Leon Worden




Third-Party Independence?
Lines are blurry between dealers and grading firms

By Leon Worden
COINage magazine • Vol. 42, No. 12
December 2006

C
racking coins out of their holders and resubmitting them in hopes of getting a higher grade — known as "grading arbitrage" — is a common and accepted practice in an industry where a single grade point can make a world of difference.
    "Traders really have to understand the grading service standards and the values," said consumer advocate and author Scott Travers, a onetime grader for Numismatic Guaranty Corp. "The trader's objective is to recognize an opportunity that will allow him to sell a coin for more money — sometimes many thousands of dollars more."
    It's not a game for the novice. A resubmitted coin can easily come back with a lower grade. Travers likens it to high-stakes poker: It takes years of experience and a highly trained eye to play the game well.
    One of the best, Travers writes in "The Coin Collector's Survival Manual" (2006 edition), is Jim Halperin, co-chairman of Heritage Capital Corp., whose coin auction unit, Heritage Auction Galleries, is the industry's volume leader. "Jim Halperin has been playing this game for years, and winning more than his share of hefty pots," Travers writes.
    Travers notes that Halperin and co-chairman Steve Ivy collectively own approximately 25 percent of NGC — all nonvoting stock. "We have no control or influence on NGC grading or other policies," Halperin told Travers.
    Direct decision-making powers notwithstanding, some observers worry about potential conflicts of interest when dealers, constantly seeking upgrades, are part-owners of grading companies such as NGC or rival Professional Coin Grading Service (PCGS), whose reputations depend on a perception of independence.
    "I don't know if the grades come out any different, but the dealers get preferential treatment," American Numismatic Society Curator Robert Hoge told The Toledo Blade in May 2005, when reporters learned that embattled coin dealer Tom Noe owned stock in NGC.
    According to The Blade, Noe cited his prowess at grading arbitrage when he bid on a contract to manage two rare-coin funds for the Ohio Bureau of Worker's Compensation.

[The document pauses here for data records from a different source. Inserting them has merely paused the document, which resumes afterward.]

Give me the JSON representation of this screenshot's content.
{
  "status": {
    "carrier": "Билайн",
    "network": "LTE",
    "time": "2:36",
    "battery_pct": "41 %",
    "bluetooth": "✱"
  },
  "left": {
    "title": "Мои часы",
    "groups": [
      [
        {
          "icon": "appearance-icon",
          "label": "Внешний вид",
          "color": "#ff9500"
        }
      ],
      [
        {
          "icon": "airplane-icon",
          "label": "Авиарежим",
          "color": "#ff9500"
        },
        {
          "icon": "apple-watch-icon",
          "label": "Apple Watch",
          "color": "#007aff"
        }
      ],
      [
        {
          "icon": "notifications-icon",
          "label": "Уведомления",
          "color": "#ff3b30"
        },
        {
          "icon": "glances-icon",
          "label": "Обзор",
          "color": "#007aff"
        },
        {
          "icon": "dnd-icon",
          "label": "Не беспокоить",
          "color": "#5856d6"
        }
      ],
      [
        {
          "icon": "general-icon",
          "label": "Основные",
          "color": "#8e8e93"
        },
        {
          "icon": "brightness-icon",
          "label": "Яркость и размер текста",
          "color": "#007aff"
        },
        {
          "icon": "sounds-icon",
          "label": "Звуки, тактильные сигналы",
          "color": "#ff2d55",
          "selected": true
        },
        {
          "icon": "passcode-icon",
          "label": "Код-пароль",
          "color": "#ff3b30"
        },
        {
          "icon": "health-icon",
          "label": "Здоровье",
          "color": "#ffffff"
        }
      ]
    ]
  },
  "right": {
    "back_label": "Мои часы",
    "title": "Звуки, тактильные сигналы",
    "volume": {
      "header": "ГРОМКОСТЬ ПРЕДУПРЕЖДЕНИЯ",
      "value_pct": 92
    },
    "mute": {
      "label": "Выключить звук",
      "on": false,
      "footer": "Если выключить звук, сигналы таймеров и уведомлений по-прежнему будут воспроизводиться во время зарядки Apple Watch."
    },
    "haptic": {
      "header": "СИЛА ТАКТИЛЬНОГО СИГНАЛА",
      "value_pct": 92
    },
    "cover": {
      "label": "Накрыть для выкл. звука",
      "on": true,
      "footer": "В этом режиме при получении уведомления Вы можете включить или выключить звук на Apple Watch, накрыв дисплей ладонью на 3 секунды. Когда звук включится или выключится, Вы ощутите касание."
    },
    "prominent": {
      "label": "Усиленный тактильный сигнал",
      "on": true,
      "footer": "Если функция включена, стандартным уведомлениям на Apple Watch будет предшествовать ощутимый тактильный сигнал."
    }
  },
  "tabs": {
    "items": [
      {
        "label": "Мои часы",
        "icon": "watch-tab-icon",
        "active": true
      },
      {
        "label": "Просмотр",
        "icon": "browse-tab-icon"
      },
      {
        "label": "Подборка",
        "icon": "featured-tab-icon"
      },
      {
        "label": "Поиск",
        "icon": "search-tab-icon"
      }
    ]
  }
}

If hired, Noe said, he would use the strategy to generate returns — and he did, until The Blade discovered that the state's $50 million investment had gone famously wrong. In February, Noe was indicted on 53 counts of theft and related charges; in September, he was sentenced to 27 months in federal prison for laundering money to President Bush's reelection campaign.
    When inspectors seized Noe's remaining coins, they found some of them "in the same building and suite" as NGC headquarters in Florida, The Blade reported. Noe's trial in the so-called Coingate affair was slated to start in October.
    NGC flat-out forbids its graders from doubling as coin dealers. While "all were coin dealers at some time in their careers," giving them the necessary experience in "market standards" for coin grading, "NGC's full-time graders cannot be involved in the commercial buying and selling of coins," the company states on its Web site. The site is silent on rules for contract or part-time graders.
    "The need for full-time graders to be prohibited from buying and selling coins is a policy not adhered to by all coin grading services, but it's a firm rule at NGC."
    The comment is an apparent swipe at PCGS, whose official "conflict of interest rules" don't bar graders from selling coins independently.
    "Full-time graders and authenticators are prohibited from submitting items to our company for grading and authentication," PCGS states. When PCGS hires "outside consultants" to help in grading, they can't grade or authenticate "any item in which they have a financial interest."
    "There would be a conflict of interest if I were a grader, which I am not, and if I graded my own coins, which I don't," said David Hall, founder of PCGS and president of its parent company, Collectors Universe. Hall owns a separate coin dealership, David Hall Rare Coins, in office space he leases from Collectors Universe in Newport Beach, California. The president of Hall's dealership is another Collectors Universe founder and director, Van Simmons.
    "We don't submit coins we own," Hall said. "I have this other coin company that buys and sells coins, but it buys coins that are already graded by PCGS from other dealers who got them graded."
    PCGS President Ron Guth also operates a separate retail coin business.


©2006, MILLER MAGAZINES INC./LEON WORDEN. RIGHTS RESERVED.